In September 2005, a Vietnamese pastor was released from a terrifying 15-month imprisonment. He had been rotated to five different prisons, was sometimes in rooms with 100 criminals and other times in a solitary cell. He had been attacked by prisoners with HIV/AIDS. He confessed to feeling alienated from his family and his church after his release. The feeling worsened. Six months after release he uttered the words, “I only discovered real loneliness when I got out of prison. My colleagues, my own brother and even my wife don’t understand and won’t believe what I tell them.” Persecution is not good!
People much prefer the more positive reports of those who seem to flourish in persecution. It is truly amazing that for many, the persecution they suffer becomes a means of receiving grace! They testify of God’s strengthening presence in the harshest conditions. They report on God’s miraculous provisions in times of extreme need. And so persecution and suffering become an occasion for God’s comfort, often through others.[1]
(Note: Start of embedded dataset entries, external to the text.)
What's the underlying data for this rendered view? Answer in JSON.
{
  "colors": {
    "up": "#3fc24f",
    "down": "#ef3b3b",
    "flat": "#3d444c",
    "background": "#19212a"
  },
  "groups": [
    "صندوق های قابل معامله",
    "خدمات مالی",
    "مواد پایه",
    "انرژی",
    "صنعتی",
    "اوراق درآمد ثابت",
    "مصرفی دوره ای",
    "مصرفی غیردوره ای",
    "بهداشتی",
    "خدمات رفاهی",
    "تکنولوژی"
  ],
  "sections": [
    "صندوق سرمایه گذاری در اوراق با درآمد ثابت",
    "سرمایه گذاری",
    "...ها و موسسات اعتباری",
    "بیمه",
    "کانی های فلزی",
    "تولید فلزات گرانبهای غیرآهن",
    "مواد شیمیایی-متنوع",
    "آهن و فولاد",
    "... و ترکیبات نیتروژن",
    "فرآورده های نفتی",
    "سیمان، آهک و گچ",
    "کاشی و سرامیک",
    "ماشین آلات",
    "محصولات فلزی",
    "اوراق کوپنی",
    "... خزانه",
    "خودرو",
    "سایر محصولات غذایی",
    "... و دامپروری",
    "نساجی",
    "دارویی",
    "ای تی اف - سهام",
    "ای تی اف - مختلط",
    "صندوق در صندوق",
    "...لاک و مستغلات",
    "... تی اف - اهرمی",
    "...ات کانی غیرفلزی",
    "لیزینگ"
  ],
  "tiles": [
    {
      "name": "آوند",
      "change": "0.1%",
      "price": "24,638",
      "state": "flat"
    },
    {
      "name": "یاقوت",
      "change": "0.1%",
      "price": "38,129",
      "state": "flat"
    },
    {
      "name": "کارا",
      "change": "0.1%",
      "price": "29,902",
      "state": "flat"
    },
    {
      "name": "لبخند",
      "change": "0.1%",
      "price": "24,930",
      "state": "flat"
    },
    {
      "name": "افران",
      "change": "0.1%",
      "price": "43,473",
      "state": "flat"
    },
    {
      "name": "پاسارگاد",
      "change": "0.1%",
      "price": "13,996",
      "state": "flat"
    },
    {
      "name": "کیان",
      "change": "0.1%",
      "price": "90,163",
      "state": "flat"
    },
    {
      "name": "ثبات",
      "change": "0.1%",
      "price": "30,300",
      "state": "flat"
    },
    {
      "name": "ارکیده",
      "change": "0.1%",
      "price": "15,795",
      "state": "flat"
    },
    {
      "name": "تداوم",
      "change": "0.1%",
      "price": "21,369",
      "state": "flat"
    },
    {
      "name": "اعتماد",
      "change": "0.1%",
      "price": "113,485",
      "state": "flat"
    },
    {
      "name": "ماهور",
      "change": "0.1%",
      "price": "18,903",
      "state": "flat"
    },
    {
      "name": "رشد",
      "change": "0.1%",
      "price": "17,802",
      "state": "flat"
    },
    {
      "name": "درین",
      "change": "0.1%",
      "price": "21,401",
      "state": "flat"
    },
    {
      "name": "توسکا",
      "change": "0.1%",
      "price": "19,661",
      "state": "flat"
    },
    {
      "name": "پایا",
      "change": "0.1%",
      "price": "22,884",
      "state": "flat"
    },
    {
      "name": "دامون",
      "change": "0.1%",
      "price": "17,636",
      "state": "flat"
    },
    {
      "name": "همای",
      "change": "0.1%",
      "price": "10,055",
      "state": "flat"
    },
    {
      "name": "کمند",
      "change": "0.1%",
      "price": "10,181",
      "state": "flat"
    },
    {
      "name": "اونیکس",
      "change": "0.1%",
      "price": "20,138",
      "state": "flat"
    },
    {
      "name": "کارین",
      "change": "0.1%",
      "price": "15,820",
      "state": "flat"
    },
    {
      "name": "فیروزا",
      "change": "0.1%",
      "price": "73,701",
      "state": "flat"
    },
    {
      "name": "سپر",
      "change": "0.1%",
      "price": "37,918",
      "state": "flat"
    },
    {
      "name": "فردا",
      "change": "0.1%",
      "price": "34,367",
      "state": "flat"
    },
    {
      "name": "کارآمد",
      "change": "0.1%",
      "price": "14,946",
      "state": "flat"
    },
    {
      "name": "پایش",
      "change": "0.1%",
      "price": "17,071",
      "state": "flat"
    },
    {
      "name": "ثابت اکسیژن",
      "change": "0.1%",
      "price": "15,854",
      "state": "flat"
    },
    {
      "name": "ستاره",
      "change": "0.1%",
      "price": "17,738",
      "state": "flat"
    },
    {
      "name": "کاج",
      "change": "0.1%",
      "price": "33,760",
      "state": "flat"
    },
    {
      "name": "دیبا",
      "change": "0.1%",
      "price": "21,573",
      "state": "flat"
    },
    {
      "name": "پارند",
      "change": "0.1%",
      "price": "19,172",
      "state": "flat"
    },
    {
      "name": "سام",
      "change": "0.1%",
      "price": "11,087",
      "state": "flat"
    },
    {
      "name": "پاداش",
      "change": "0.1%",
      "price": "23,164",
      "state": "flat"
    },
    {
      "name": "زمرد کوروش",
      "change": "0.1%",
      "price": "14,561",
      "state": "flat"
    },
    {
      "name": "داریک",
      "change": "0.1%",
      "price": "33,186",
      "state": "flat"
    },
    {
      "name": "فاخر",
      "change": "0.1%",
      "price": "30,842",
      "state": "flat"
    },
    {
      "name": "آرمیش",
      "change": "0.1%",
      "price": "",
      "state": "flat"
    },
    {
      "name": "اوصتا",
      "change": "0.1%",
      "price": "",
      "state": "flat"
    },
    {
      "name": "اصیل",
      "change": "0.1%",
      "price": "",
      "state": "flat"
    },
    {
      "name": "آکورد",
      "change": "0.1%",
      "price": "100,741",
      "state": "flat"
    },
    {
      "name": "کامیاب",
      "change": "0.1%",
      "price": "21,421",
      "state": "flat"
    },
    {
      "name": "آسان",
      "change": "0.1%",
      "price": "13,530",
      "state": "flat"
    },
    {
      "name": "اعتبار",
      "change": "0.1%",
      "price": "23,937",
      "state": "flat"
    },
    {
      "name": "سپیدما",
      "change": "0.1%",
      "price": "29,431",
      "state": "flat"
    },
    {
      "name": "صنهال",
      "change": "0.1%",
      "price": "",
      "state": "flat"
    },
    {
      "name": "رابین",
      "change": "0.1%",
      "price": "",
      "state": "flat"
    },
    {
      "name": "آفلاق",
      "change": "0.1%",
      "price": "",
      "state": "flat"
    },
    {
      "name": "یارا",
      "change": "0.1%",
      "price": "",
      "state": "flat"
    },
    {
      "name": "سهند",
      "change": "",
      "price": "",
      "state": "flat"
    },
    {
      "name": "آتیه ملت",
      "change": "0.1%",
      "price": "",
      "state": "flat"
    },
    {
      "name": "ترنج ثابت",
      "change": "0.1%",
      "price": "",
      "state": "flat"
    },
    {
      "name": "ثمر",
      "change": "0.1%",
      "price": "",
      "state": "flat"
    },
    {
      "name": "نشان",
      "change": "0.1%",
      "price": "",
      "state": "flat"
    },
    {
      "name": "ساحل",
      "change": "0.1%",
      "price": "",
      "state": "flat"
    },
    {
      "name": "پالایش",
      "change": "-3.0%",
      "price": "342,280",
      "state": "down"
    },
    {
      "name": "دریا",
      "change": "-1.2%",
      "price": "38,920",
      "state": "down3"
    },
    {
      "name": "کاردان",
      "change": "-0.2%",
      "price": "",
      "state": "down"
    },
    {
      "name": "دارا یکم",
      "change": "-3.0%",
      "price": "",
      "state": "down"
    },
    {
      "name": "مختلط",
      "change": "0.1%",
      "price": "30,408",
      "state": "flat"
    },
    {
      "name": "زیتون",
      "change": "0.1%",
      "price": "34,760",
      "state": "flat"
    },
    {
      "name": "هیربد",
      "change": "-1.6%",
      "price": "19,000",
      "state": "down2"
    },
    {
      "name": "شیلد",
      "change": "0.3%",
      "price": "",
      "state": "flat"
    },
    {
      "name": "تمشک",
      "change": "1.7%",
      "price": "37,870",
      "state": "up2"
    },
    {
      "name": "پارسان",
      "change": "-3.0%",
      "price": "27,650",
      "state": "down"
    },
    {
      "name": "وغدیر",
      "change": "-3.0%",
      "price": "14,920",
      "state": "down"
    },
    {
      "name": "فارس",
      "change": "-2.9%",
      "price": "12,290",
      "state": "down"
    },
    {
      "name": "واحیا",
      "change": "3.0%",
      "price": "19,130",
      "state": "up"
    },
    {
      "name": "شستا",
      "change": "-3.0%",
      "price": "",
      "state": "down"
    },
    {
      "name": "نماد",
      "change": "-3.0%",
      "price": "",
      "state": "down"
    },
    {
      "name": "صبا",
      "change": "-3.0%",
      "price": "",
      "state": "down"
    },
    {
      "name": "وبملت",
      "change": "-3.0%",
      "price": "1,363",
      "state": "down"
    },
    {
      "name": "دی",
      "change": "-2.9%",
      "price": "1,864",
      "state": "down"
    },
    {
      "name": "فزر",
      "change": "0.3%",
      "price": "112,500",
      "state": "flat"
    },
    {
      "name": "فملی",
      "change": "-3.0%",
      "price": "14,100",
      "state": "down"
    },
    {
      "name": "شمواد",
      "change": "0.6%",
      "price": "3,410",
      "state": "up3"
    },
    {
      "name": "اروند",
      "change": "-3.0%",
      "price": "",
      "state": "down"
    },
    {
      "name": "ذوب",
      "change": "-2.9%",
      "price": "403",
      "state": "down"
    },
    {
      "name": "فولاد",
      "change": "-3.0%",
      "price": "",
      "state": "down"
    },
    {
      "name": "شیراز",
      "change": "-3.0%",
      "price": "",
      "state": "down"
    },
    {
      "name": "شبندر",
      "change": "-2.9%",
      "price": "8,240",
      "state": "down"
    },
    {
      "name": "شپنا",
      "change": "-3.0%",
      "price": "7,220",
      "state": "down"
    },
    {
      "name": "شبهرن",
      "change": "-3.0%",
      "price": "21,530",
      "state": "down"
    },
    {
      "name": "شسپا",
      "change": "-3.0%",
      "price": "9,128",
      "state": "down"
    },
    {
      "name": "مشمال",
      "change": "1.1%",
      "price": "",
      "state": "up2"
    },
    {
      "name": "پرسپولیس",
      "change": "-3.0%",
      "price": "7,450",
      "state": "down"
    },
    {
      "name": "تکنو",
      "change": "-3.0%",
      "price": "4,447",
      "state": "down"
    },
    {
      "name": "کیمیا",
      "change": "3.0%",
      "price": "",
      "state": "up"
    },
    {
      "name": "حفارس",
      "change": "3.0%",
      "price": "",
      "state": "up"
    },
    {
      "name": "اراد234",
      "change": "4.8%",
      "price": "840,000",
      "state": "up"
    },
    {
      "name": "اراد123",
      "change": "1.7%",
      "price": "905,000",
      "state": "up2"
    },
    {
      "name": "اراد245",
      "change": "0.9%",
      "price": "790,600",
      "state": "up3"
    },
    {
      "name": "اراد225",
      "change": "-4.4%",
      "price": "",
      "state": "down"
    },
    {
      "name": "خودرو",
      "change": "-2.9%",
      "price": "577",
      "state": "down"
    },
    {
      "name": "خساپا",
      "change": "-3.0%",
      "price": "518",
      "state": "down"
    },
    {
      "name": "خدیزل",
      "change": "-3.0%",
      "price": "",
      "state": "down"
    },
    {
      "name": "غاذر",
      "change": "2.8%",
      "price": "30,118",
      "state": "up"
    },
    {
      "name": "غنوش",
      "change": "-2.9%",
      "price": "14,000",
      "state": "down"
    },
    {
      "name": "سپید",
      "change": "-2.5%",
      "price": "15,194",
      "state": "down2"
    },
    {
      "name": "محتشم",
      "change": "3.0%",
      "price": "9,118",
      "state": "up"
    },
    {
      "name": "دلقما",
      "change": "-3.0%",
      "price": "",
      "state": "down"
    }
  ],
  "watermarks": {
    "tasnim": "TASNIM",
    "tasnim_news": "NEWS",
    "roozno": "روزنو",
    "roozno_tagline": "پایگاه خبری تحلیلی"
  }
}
RESPONSE: Today I will resist the temptation to glamorize persecution and the persecuted. Instead I will pray unceasingly for those being traumatized.
PRAYER: Lord please bring Your comfort to our brothers and sisters who are hurting from persecution today. And bless those who provide much needed trauma counselling for the persecuted church.
1. Christof Sauer and Richard Howell (ed), Suffering, Persecution and Martyrdom: Theological Reflections (Johannesburg, SA: AcadSA Publishing, 2010), pp.331-332.